La concertazione? Fabbrica di danni

Il tavolo tra governo e parti sociali è una pratica vecchia di decenni che ha creato fardelli enormi per il debito pubblico

Ieri i cittadini hanno potuto sperimentare le gioie dello scioperino di tre ore finalmente proclamato da tutte le principali sigle sindacali per la «mancata concertazione» con il governo sulle misure economiche da inserire in manovra. Lesa maestà e pia illusione. Davvero pensavano i sindacati che un governo che sente cortesemente tutti, partiti compresi e poi fa quello che vuole (o, più probabilmente quello che dall’Europa gli dicono di fare) avrebbe perso tempo a farsi scrivere la manovra da loro? Da un certo punto di vista, disagi dello sciopero a parte, è meglio così, perché dalla «concertazione» sono nati alcuni dei più grossi fardelli della recente storia economica, in molti casi vere e proprie radici del perenne deficit di bilancio con conseguente creazione di debito pubblico. Per ricordarne qualcuno bisogna distinguere la «concertazione» propriamente detta, vale a dire degli accordi tra governo, imprenditori e sindacati che tagliavano in pratica fuori il Parlamento costringendolo di fatto a ratificare semplicemente decisioni prese altrove, dalla semplice fitta dialettica, non necessariamente comprendente Confindustria, che ha sempre portato ogni provvedimento governativo a passare dal rito della mediazione sfiancante del tavolo di confronto con i sindacati.

Basti ricordare che uno degli storici frutti della concertazione trilaterale fu la non rimpianta «scala mobile» che, adeguando continuativamente i salari all’inflazione diede impulso a un periodo micidiale di salite dei prezzi a doppia cifra, con uno stato connivente che poteva permettersi di aumentare il debito e la spesa confidando nella limatura inflattiva e gettando i semi per la cronica sfiducia di capitali e investimenti esteri verso l’Italia. Dopo quello che venne considerato uno dei fiori all’occhiello della concertazione, il cosiddetto lodo Scotti del 1983 ci volle poi l’autorità di un referendum (giugno 1985) per mettere una pietra sopra alla folle rincorsa dei prezzi e dei salari.

Sempre dalla concertazione vengono altri piani che hanno portato risultati che possono essere verificati toccando con mano: ricordiamo ad esempio il cosiddetto «Patto di Natale» siglato col governo D’Alema nel 1998 che aveva come scopo principale il rilancio in grande stile dell’economia del Sud. Gli esiti sono sotto gli occhi di tutti, solite infornate di assunzioni clientelari e solito fiume di denaro che si disperde in nulla. Oppure le battaglie per la contrattazione collettiva nazionale che hanno dato vita a uno mercato del lavoro con massima rigidità e minimi salari nel confronto europeo.

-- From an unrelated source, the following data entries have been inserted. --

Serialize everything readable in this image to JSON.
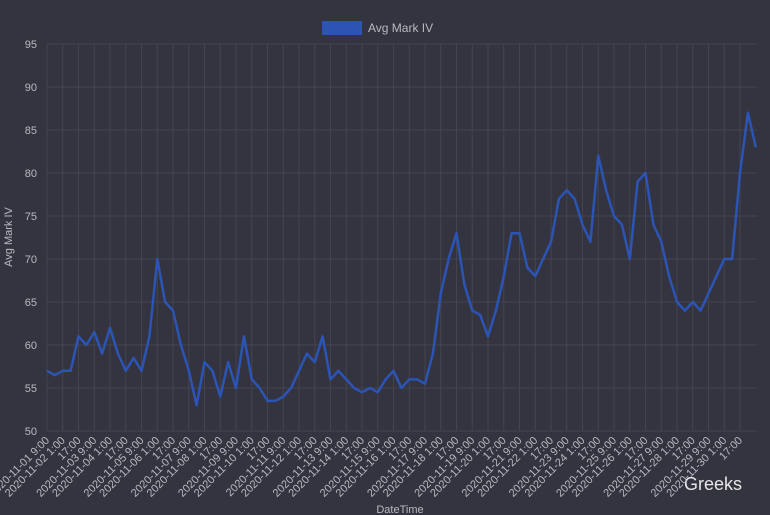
{
  "chart_data": {
    "type": "line",
    "y_label": "Avg Mark IV",
    "x_label": "DateTime",
    "watermark": "Greeks",
    "categories": [
      "2020-11-01 9:00",
      null,
      "2020-11-02 1:00",
      null,
      "17:00",
      null,
      "2020-11-03 9:00",
      null,
      "2020-11-04 1:00",
      null,
      "17:00",
      null,
      "2020-11-05 9:00",
      null,
      "2020-11-06 1:00",
      null,
      "17:00",
      null,
      "2020-11-07 9:00",
      null,
      "2020-11-08 1:00",
      null,
      "17:00",
      null,
      "2020-11-09 9:00",
      null,
      "2020-11-10 1:00",
      null,
      "17:00",
      null,
      "2020-11-11 9:00",
      null,
      "2020-11-12 1:00",
      null,
      "17:00",
      null,
      "2020-11-13 9:00",
      null,
      "2020-11-14 1:00",
      null,
      "17:00",
      null,
      "2020-11-15 9:00",
      null,
      "2020-11-16 1:00",
      null,
      "17:00",
      null,
      "2020-11-17 9:00",
      null,
      "2020-11-18 1:00",
      null,
      "17:00",
      null,
      "2020-11-19 9:00",
      null,
      "2020-11-20 1:00",
      null,
      "17:00",
      null,
      "2020-11-21 9:00",
      null,
      "2020-11-22 1:00",
      null,
      "17:00",
      null,
      "2020-11-23 9:00",
      null,
      "2020-11-24 1:00",
      null,
      "17:00",
      null,
      "2020-11-25 9:00",
      null,
      "2020-11-26 1:00",
      null,
      "17:00",
      null,
      "2020-11-27 9:00",
      null,
      "2020-11-28 1:00",
      null,
      "17:00",
      null,
      "2020-11-29 9:00",
      null,
      "2020-11-30 1:00",
      null,
      "17:00",
      null,
      null
    ],
    "series": [
      {
        "name": "Avg Mark IV",
        "color": "#2b54b4",
        "values": [
          57,
          56.5,
          57,
          57,
          61,
          60,
          61.5,
          59,
          62,
          59,
          57,
          58.5,
          57,
          61,
          70,
          65,
          64,
          60,
          57,
          53,
          58,
          57,
          54,
          58,
          55,
          61,
          56,
          55,
          53.5,
          53.5,
          54,
          55,
          57,
          59,
          58,
          61,
          56,
          57,
          56,
          55,
          54.5,
          55,
          54.5,
          56,
          57,
          55,
          56,
          56,
          55.5,
          59,
          66,
          70,
          73,
          67,
          64,
          63.5,
          61,
          64,
          68,
          73,
          73,
          69,
          68,
          70,
          72,
          77,
          78,
          77,
          74,
          72,
          82,
          78,
          75,
          74,
          70,
          79,
          80,
          74,
          72,
          68,
          65,
          64,
          65,
          64,
          66,
          68,
          70,
          70,
          80,
          87,
          83
        ]
      }
    ],
    "ylim": [
      50,
      95
    ],
    "yticks": [
      50,
      55,
      60,
      65,
      70,
      75,
      80,
      85,
      90,
      95
    ],
    "grid": true,
    "legend": "top"
  }
}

Dall’influenza dei sindacati sulle scelte di governo ricordiamo anche altre imprese come l’abbattimento del famoso «scalone» che, imposto a viva forza dalla Cgil al governo Prodi, comportò una spesa prospettica di 10 miliardi per conservare il privilegio (rispetto alle giovani generazioni) di un’uscita anticipata dal lavoro per chi l’impiego già ce l’aveva, col grande risultato di ritrovarsi dopo pochi anni a subire condizioni estremamente più dure da parte del governo Monti senza avere la possibilità di dire nulla. In tempi recenti ricordiamo anche l’accordo concertato per varare i fondi pensione complementari, graditi ai sindacati perché con essi si apriva la possibilità di gestire in prima persona ingenti somme di denaro e il cui successo, sia in termini di rendimenti sia di vantaggi per i lavoratori, è stato a dir poco dubbio.

Quello che però i sindacati sembrano non capire è che per «concertare» le virgole, come la soglia di rivalutazione delle pensioni e altri dettagli, si perde d’occhio lo scopo di fondo del governo Monti, condiviso e imposto dalla Germania: vale a dire il ritorno alla competitività dell’Italia tramite deflazione, che significa una sola cosa, costante e progressivo taglio degli stipendi attraverso uno stato di crisi continuo finché i salari e i costi italiani non saranno parificati alle «competitive» economie

dell’Est Europeo. Su questi temi i sindacati dovrebbero confrontarsi, non invocare la «concertazione» per suggerire ripicche spesso intrise di invidia sociale e mascherate dalla nuova parola d’ordine dell’equità.